Insert JSON bulk data via N1QL query

Hi Folks,

I want to insert JSON bulk data in couchbase via n1ql query.

I am able to insert JSON bulk data using Python SDK in this way.

“”"
def writehandler(event, context):
cluster = Cluster(‘couchbase://h1,h2’)
authenticator = PasswordAuthenticator(‘abc’, ‘abc’)
cluster.authenticate(authenticator)
cb = cluster.open_bucket(‘firstbucket’)
a = 1
start_time = time.time()
list1 ={}
while a <= 50000:
list1[str(‘doc_id_’ + str(a))]={‘airlines’: a}
a = a + 1
# print(list1)
cb.upsert_multi(list1)
“”"

In this I am using while loop.

Same thing I want to do using N1QL query. I want to insert 20000 JSON records at a time using N1QL.

Thank you.

What you have in Python is 90% of the way there - the reason you’re getting a timeout is it’s it’s taking longer than the default timeout to prepare, send and read the responses for a batch size of maximum 50000 items.
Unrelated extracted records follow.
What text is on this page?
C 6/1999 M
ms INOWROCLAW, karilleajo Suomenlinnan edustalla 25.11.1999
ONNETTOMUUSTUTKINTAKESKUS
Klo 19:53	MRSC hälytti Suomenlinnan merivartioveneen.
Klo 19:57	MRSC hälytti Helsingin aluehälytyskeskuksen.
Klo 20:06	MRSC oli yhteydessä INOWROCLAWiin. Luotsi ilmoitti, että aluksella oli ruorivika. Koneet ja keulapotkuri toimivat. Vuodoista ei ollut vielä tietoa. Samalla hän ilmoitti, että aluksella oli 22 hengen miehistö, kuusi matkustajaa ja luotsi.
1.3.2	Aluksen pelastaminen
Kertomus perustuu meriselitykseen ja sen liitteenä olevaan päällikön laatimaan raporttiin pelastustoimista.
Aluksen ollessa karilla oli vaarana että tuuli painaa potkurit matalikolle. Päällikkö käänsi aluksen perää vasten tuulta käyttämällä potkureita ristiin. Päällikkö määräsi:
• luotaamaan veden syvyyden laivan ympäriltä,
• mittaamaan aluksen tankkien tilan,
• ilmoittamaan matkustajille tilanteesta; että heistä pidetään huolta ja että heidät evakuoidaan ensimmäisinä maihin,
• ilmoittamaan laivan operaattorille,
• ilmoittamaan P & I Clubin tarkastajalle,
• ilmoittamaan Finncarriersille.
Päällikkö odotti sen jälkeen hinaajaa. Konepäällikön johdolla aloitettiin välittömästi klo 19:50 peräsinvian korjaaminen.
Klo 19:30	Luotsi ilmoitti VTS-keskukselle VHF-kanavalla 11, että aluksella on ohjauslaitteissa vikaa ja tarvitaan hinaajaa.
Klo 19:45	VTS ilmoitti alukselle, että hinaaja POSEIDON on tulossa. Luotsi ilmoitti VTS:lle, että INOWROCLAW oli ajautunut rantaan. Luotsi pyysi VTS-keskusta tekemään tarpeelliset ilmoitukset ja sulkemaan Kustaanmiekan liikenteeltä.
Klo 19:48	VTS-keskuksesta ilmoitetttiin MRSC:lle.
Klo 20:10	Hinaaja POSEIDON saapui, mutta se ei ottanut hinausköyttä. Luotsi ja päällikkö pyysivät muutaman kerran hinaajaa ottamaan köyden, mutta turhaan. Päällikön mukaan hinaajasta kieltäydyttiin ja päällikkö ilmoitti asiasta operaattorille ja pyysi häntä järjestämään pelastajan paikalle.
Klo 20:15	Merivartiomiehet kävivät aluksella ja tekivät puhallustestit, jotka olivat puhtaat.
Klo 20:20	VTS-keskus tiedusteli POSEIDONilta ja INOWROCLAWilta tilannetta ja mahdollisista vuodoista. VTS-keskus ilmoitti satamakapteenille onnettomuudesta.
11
I suggest you either reduce the batch size, or increase the timeout from the default (which IIRC is 2.5s). See the client settings section in the SDK documentation for increasing the timeout.

Hi @drigby,

My problem is not timeout.

I want to insert 20000 JSON record in couchbase via n1ql query just like given python SDK.

Thank you.

Hi @ImPurshu,

this is the syntax in N1QL.

INSERT INTO `travel-sample` (KEY,VALUE) 
VALUES ( "airline_4444", 
    { "callsign": "MY-AIR",
      "country": "United States",
      "iata": "Z1",
      "icao": "AQZ",
      "name": "80-My Air",
      "id": "4444",
      "type": "airline"} ),
VALUES ( "4445", { "callsign": "AIR-X",
      "country": "United States",
      "iata": "X1",
      "icao": "ARX",
      "name": "10-AirX",
      "id": "4445",
      "type": "airline"} ) ;

See the docs at: https://developer.couchbase.com/documentation/server/current/n1ql/n1ql-language-reference/insert.html

Hi @keshav_m

Thank you for your replay.

The solution which you have given is correct and I had seen also.
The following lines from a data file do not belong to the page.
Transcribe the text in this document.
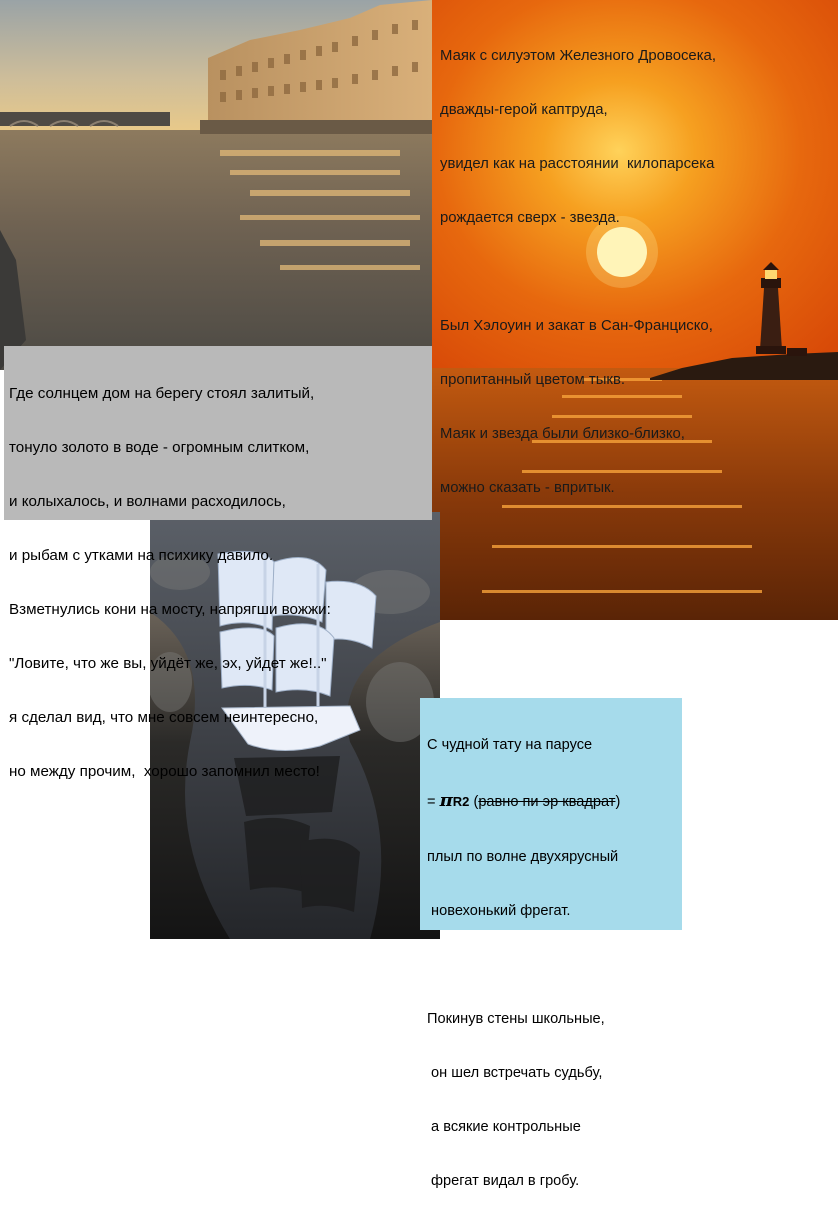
Где солнцем дом на берегу стоял залитый,

тонуло золото в воде - огромным слитком,

и колыхалось, и волнами расходилось,

и рыбам с утками на психику давило.

Взметнулись кони на мосту, напрягши вожжи:

"Ловите, что же вы, уйдёт же, эх, уйдет же!.."

я сделал вид, что мне совсем неинтересно,

но между прочим,  хорошо запомнил место!

Маяк с силуэтом Железного Дровосека,

дважды-герой каптруда,

увидел как на расстоянии  килопарсека

рождается сверх - звезда.

Был Хэлоуин и закат в Сан-Франциско,

пропитанный цветом тыкв.

Маяк и звезда были близко-близко,

можно сказать - впритык.

С чудной тату на парусе

= πR2 (равно пи эр квадрат)

плыл по волне двухярусный

новехонький фрегат.

Покинув стены школьные,

он шел встречать судьбу,

а всякие контрольные

фрегат видал в гробу.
But if you want to insert 20000 records at a time, then this is not a good solution for it.

Please help me if you have another solution.

What’s the purpose of trying to insert 200K documents in a single statement?

If you’re generating/have the data, and want to load the quickly, there are many approaches.

  1. Direct KV inserts
  2. cbimport
1 Like

Note the documentation has a discussion on batching operations which is often necessary when optimizing for throughput, including a Python example.